> Therefore, by this logic, if Venus is able to sustain any life, it should already be there.
How do you know it's not? Venus is a much more difficult place for us to analyze than say, Mars.
> Therefore, by this logic, if Venus is able to sustain any life, it should already be there.
How do you know it's not? Venus is a much more difficult place for us to analyze than say, Mars.
Maybe it is, I don't know.
I was talking about your scenario of space-faring silicon-based life. If Venus can support this different life, then it should be already there.
It's hard enough to find signs of life similar to ours (something familiar, carbon, metabolism), so if there is some completely different life somewhere in the solar system, it's unlikely we would be able to recognize it at first glance. So unlikely, that is almost pointless to postulate its existence.
Therefore, our best shot is to look for life similar to ours (because we know its tells).

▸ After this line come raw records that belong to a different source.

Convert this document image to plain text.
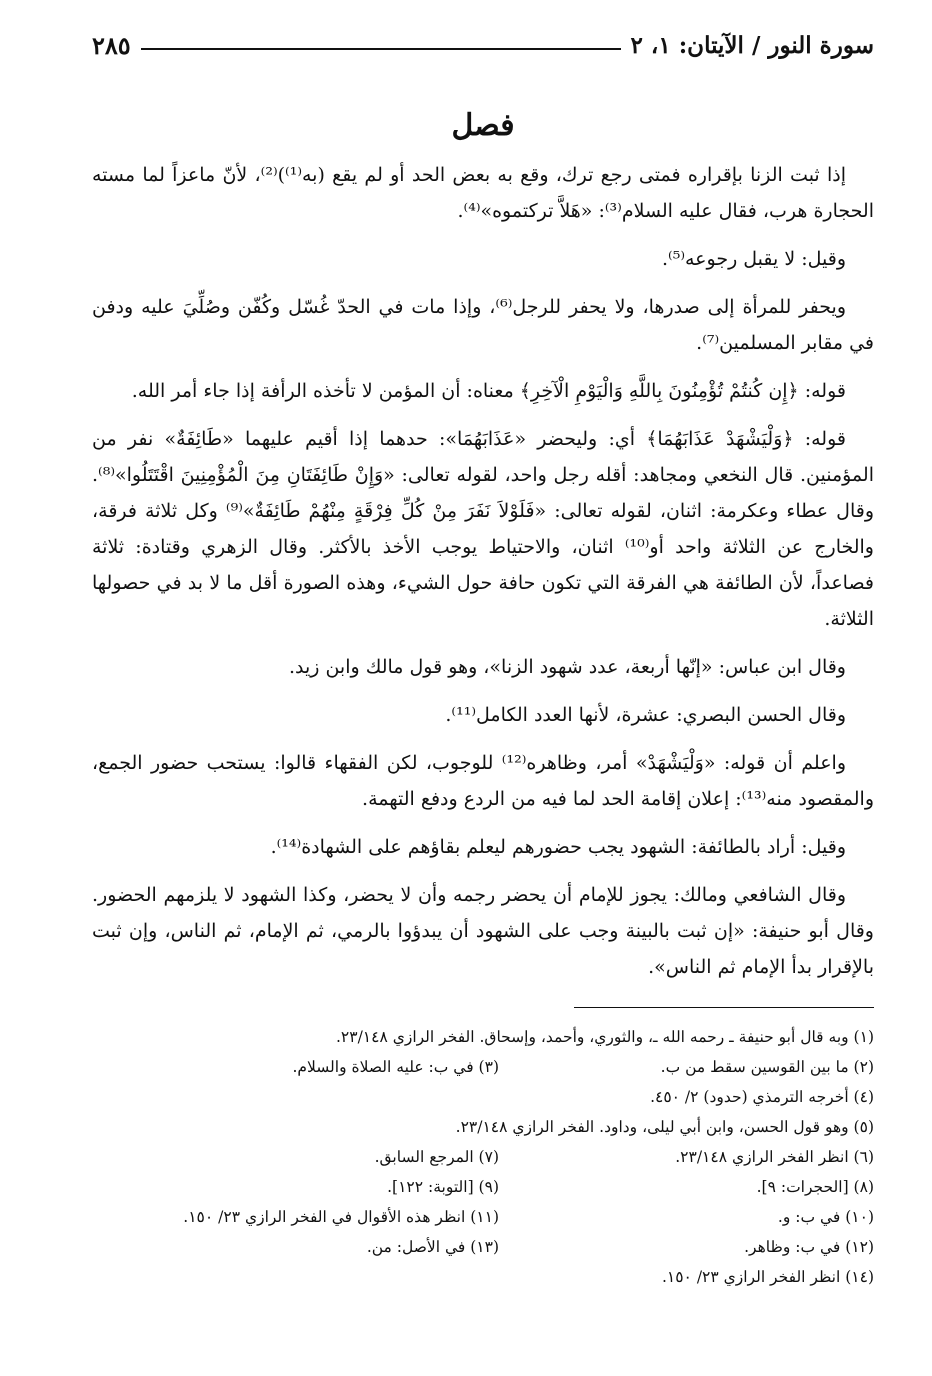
سورة النور / الآيتان: ١، ٢
٢٨٥
فصل

إذا ثبت الزنا بإقراره فمتى رجع ترك، وقع به بعض الحد أو لم يقع (به⁽¹⁾)⁽²⁾، لأنّ ماعزاً لما مسته الحجارة هرب، فقال عليه السلام⁽³⁾: «هَلاَّ تركتموه»⁽⁴⁾.

وقيل: لا يقبل رجوعه⁽⁵⁾.

ويحفر للمرأة إلى صدرها، ولا يحفر للرجل⁽⁶⁾، وإذا مات في الحدّ غُسّل وكُفّن وصُلِّيَ عليه ودفن في مقابر المسلمين⁽⁷⁾.

قوله: ﴿إِن كُنتُمْ تُؤْمِنُونَ بِاللَّهِ وَالْيَوْمِ الْآخِرِ﴾ معناه: أن المؤمن لا تأخذه الرأفة إذا جاء أمر الله.

قوله: ﴿وَلْيَشْهَدْ عَذَابَهُمَا﴾ أي: وليحضر «عَذَابَهُمَا»: حدهما إذا أقيم عليهما «طَائِفَةٌ» نفر من المؤمنين. قال النخعي ومجاهد: أقله رجل واحد، لقوله تعالى: «وَإِنْ طَائِفَتَانِ مِنَ الْمُؤْمِنِينَ اقْتَتَلُوا»⁽⁸⁾. وقال عطاء وعكرمة: اثنان، لقوله تعالى: «فَلَوْلاَ نَفَرَ مِنْ كُلِّ فِرْقَةٍ مِنْهُمْ طَائِفَةٌ»⁽⁹⁾ وكل ثلاثة فرقة، والخارج عن الثلاثة واحد أو⁽¹⁰⁾ اثنان، والاحتياط يوجب الأخذ بالأكثر. وقال الزهري وقتادة: ثلاثة فصاعداً، لأن الطائفة هي الفرقة التي تكون حافة حول الشيء، وهذه الصورة أقل ما لا بد في حصولها الثلاثة.

وقال ابن عباس: «إنّها أربعة، عدد شهود الزنا»، وهو قول مالك وابن زيد.

وقال الحسن البصري: عشرة، لأنها العدد الكامل⁽¹¹⁾.

واعلم أن قوله: «وَلْيَشْهَدْ» أمر، وظاهره⁽¹²⁾ للوجوب، لكن الفقهاء قالوا: يستحب حضور الجمع، والمقصود منه⁽¹³⁾: إعلان إقامة الحد لما فيه من الردع ودفع التهمة.

وقيل: أراد بالطائفة: الشهود يجب حضورهم ليعلم بقاؤهم على الشهادة⁽¹⁴⁾.

وقال الشافعي ومالك: يجوز للإمام أن يحضر رجمه وأن لا يحضر، وكذا الشهود لا يلزمهم الحضور. وقال أبو حنيفة: «إن ثبت بالبينة وجب على الشهود أن يبدؤوا بالرمي، ثم الإمام، ثم الناس، وإن ثبت بالإقرار بدأ الإمام ثم الناس».

(١) وبه قال أبو حنيفة ـ رحمه الله ـ، والثوري، وأحمد، وإسحاق. الفخر الرازي ٢٣/١٤٨.
(٢) ما بين القوسين سقط من ب.
(٣) في ب: عليه الصلاة والسلام.
(٤) أخرجه الترمذي (حدود) ٢/ ٤٥٠.
(٥) وهو قول الحسن، وابن أبي ليلى، وداود. الفخر الرازي ٢٣/١٤٨.
(٦) انظر الفخر الرازي ٢٣/١٤٨.
(٧) المرجع السابق.
(٨) [الحجرات: ٩].
(٩) [التوبة: ١٢٢].
(١٠) في ب: و.
(١١) انظر هذه الأقوال في الفخر الرازي ٢٣/ ١٥٠.
(١٢) في ب: وظاهر.
(١٣) في الأصل: من.
(١٤) انظر الفخر الرازي ٢٣/ ١٥٠.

I think that's where the idea of a habitability zone comes from. It's not excluding the possibility of life existing outside of the zone, it's just making it easier for us to look (because looking everywhere means considering things we can't possibly understand).
That idea has been slightly changed since we started to hypothesize life on moons like Europa and Enceladus though. They are outside the classical habitable zone, but they have other possible means for producing liquid water that don't rely on the heat of a close star (tidal friction and residual core heat).